シンポジウム(左から神崎所長、グローマー氏、横山氏、桂南喬氏 )
 
 まず、基調講演として、ヨーゼフ・クライナー氏(法政大学特任教授)が「オランダ商館長の江戸参府」というテーマでお話くださいました。日本に興味を抱くヨーロッパ人たちが、日本入国の唯一の窓口だったオランダ東インド会社に入ることを望み、それがためにオランダ人に限らず各国のヨーロッパ人が長崎のオランダ商館にやってきたこと、将軍への挨拶のための江戸参府の旅が好奇の目にさらされながらの窮屈なもので、出島での生活が存外にゆったりと楽しいものであったことなど、鎖国政策の中で展開した異文化接触の生き生きとした実態を、当時の記録をもとにお聞かせくださいました。

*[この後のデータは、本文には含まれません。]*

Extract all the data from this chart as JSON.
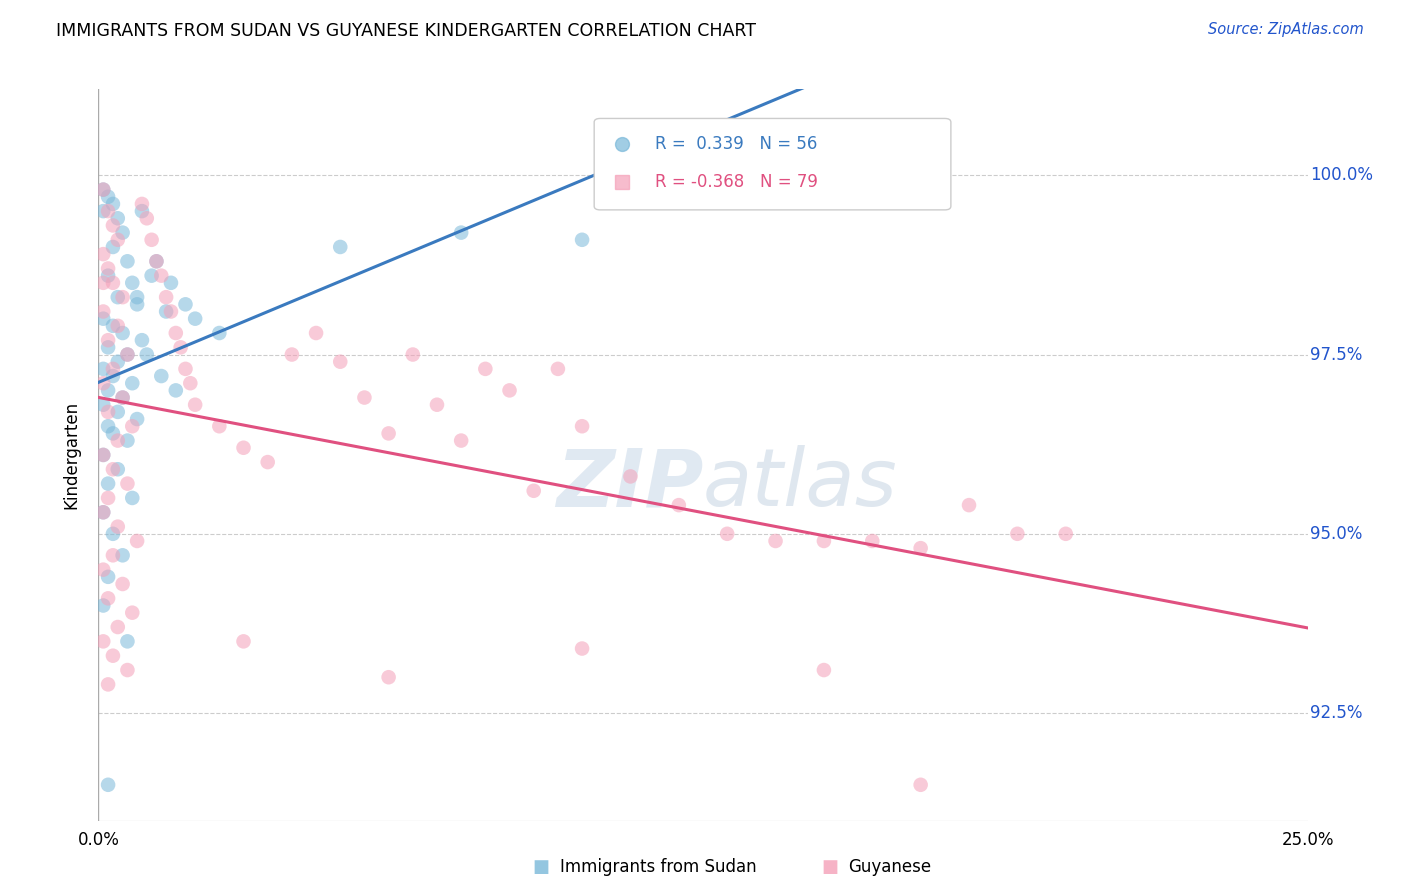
{
  "title": "IMMIGRANTS FROM SUDAN VS GUYANESE KINDERGARTEN CORRELATION CHART",
  "source": "Source: ZipAtlas.com",
  "ylabel": "Kindergarten",
  "yticks": [
    "92.5%",
    "95.0%",
    "97.5%",
    "100.0%"
  ],
  "legend_entries": [
    {
      "label": "Immigrants from Sudan",
      "R": 0.339,
      "N": 56
    },
    {
      "label": "Guyanese",
      "R": -0.368,
      "N": 79
    }
  ],
  "blue_line_color": "#3a7abf",
  "pink_line_color": "#e05080",
  "blue_scatter_color": "#7ab8d9",
  "pink_scatter_color": "#f4a0b8",
  "watermark_zip": "ZIP",
  "watermark_atlas": "atlas",
  "background_color": "#ffffff",
  "blue_points": [
    [
      0.001,
      99.8
    ],
    [
      0.002,
      99.7
    ],
    [
      0.003,
      99.6
    ],
    [
      0.001,
      99.5
    ],
    [
      0.004,
      99.4
    ],
    [
      0.005,
      99.2
    ],
    [
      0.003,
      99.0
    ],
    [
      0.006,
      98.8
    ],
    [
      0.002,
      98.6
    ],
    [
      0.007,
      98.5
    ],
    [
      0.004,
      98.3
    ],
    [
      0.008,
      98.2
    ],
    [
      0.001,
      98.0
    ],
    [
      0.003,
      97.9
    ],
    [
      0.005,
      97.8
    ],
    [
      0.009,
      97.7
    ],
    [
      0.002,
      97.6
    ],
    [
      0.006,
      97.5
    ],
    [
      0.004,
      97.4
    ],
    [
      0.001,
      97.3
    ],
    [
      0.003,
      97.2
    ],
    [
      0.007,
      97.1
    ],
    [
      0.002,
      97.0
    ],
    [
      0.005,
      96.9
    ],
    [
      0.001,
      96.8
    ],
    [
      0.004,
      96.7
    ],
    [
      0.008,
      96.6
    ],
    [
      0.002,
      96.5
    ],
    [
      0.003,
      96.4
    ],
    [
      0.006,
      96.3
    ],
    [
      0.001,
      96.1
    ],
    [
      0.004,
      95.9
    ],
    [
      0.002,
      95.7
    ],
    [
      0.007,
      95.5
    ],
    [
      0.001,
      95.3
    ],
    [
      0.003,
      95.0
    ],
    [
      0.005,
      94.7
    ],
    [
      0.002,
      94.4
    ],
    [
      0.001,
      94.0
    ],
    [
      0.006,
      93.5
    ],
    [
      0.009,
      99.5
    ],
    [
      0.012,
      98.8
    ],
    [
      0.015,
      98.5
    ],
    [
      0.018,
      98.2
    ],
    [
      0.02,
      98.0
    ],
    [
      0.025,
      97.8
    ],
    [
      0.01,
      97.5
    ],
    [
      0.013,
      97.2
    ],
    [
      0.016,
      97.0
    ],
    [
      0.008,
      98.3
    ],
    [
      0.011,
      98.6
    ],
    [
      0.014,
      98.1
    ],
    [
      0.05,
      99.0
    ],
    [
      0.075,
      99.2
    ],
    [
      0.1,
      99.1
    ],
    [
      0.002,
      91.5
    ]
  ],
  "pink_points": [
    [
      0.001,
      99.8
    ],
    [
      0.002,
      99.5
    ],
    [
      0.003,
      99.3
    ],
    [
      0.004,
      99.1
    ],
    [
      0.001,
      98.9
    ],
    [
      0.002,
      98.7
    ],
    [
      0.003,
      98.5
    ],
    [
      0.005,
      98.3
    ],
    [
      0.001,
      98.1
    ],
    [
      0.004,
      97.9
    ],
    [
      0.002,
      97.7
    ],
    [
      0.006,
      97.5
    ],
    [
      0.003,
      97.3
    ],
    [
      0.001,
      97.1
    ],
    [
      0.005,
      96.9
    ],
    [
      0.002,
      96.7
    ],
    [
      0.007,
      96.5
    ],
    [
      0.004,
      96.3
    ],
    [
      0.001,
      96.1
    ],
    [
      0.003,
      95.9
    ],
    [
      0.006,
      95.7
    ],
    [
      0.002,
      95.5
    ],
    [
      0.001,
      95.3
    ],
    [
      0.004,
      95.1
    ],
    [
      0.008,
      94.9
    ],
    [
      0.003,
      94.7
    ],
    [
      0.001,
      94.5
    ],
    [
      0.005,
      94.3
    ],
    [
      0.002,
      94.1
    ],
    [
      0.007,
      93.9
    ],
    [
      0.004,
      93.7
    ],
    [
      0.001,
      93.5
    ],
    [
      0.003,
      93.3
    ],
    [
      0.006,
      93.1
    ],
    [
      0.002,
      92.9
    ],
    [
      0.001,
      98.5
    ],
    [
      0.009,
      99.6
    ],
    [
      0.01,
      99.4
    ],
    [
      0.011,
      99.1
    ],
    [
      0.012,
      98.8
    ],
    [
      0.013,
      98.6
    ],
    [
      0.014,
      98.3
    ],
    [
      0.015,
      98.1
    ],
    [
      0.016,
      97.8
    ],
    [
      0.017,
      97.6
    ],
    [
      0.018,
      97.3
    ],
    [
      0.019,
      97.1
    ],
    [
      0.02,
      96.8
    ],
    [
      0.025,
      96.5
    ],
    [
      0.03,
      96.2
    ],
    [
      0.035,
      96.0
    ],
    [
      0.04,
      97.5
    ],
    [
      0.045,
      97.8
    ],
    [
      0.05,
      97.4
    ],
    [
      0.055,
      96.9
    ],
    [
      0.06,
      96.4
    ],
    [
      0.065,
      97.5
    ],
    [
      0.07,
      96.8
    ],
    [
      0.075,
      96.3
    ],
    [
      0.08,
      97.3
    ],
    [
      0.085,
      97.0
    ],
    [
      0.09,
      95.6
    ],
    [
      0.095,
      97.3
    ],
    [
      0.1,
      96.5
    ],
    [
      0.11,
      95.8
    ],
    [
      0.12,
      95.4
    ],
    [
      0.13,
      95.0
    ],
    [
      0.14,
      94.9
    ],
    [
      0.15,
      94.9
    ],
    [
      0.16,
      94.9
    ],
    [
      0.17,
      94.8
    ],
    [
      0.18,
      95.4
    ],
    [
      0.19,
      95.0
    ],
    [
      0.2,
      95.0
    ],
    [
      0.03,
      93.5
    ],
    [
      0.06,
      93.0
    ],
    [
      0.1,
      93.4
    ],
    [
      0.15,
      93.1
    ],
    [
      0.17,
      91.5
    ]
  ],
  "xlim": [
    0.0,
    0.25
  ],
  "ylim": [
    91.0,
    101.2
  ],
  "ytick_vals": [
    92.5,
    95.0,
    97.5,
    100.0
  ]
}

 続いて落語家の桂南喬師匠による落語「大山詣り」が上演され、その後休憩をはさんで、桂南喬氏、ジェラルド・グローマー氏(山梨大学教授)、横山泰子氏(法政大学教授)をパネリストに迎え、神崎宣武所長のコーディネートによるシンポジウム「江戸から出る旅、江戸へ入る旅」が行われました。
 落語の題材にもなった田舎者の江戸見物、盛り場での見せ物や遊興、芸能の伝播といった話題から、歴史的な文化都市である京都・大坂と、政治都市である江戸との対比といったことにも議論が及び、貴賎を問わず多くの人々を惹きつけた新興の「観光都市」江戸の求心力が、改めて浮き彫りにされました。
 
クライナー氏による基調講演
 
桂南喬師匠による落語
 
 フォーラムの後は、基調講演のテーマにちなみ、創作卓袱料理によるパーティーを開催しました。昨年から引き続き参加された方も多く、一年ぶりの再会に談笑される姿が印象的でした。
フォーラムには約350名、パーティーにも約40名が参加され、和気あいあいとした雰囲気のなか、盛会のうちに終了しました。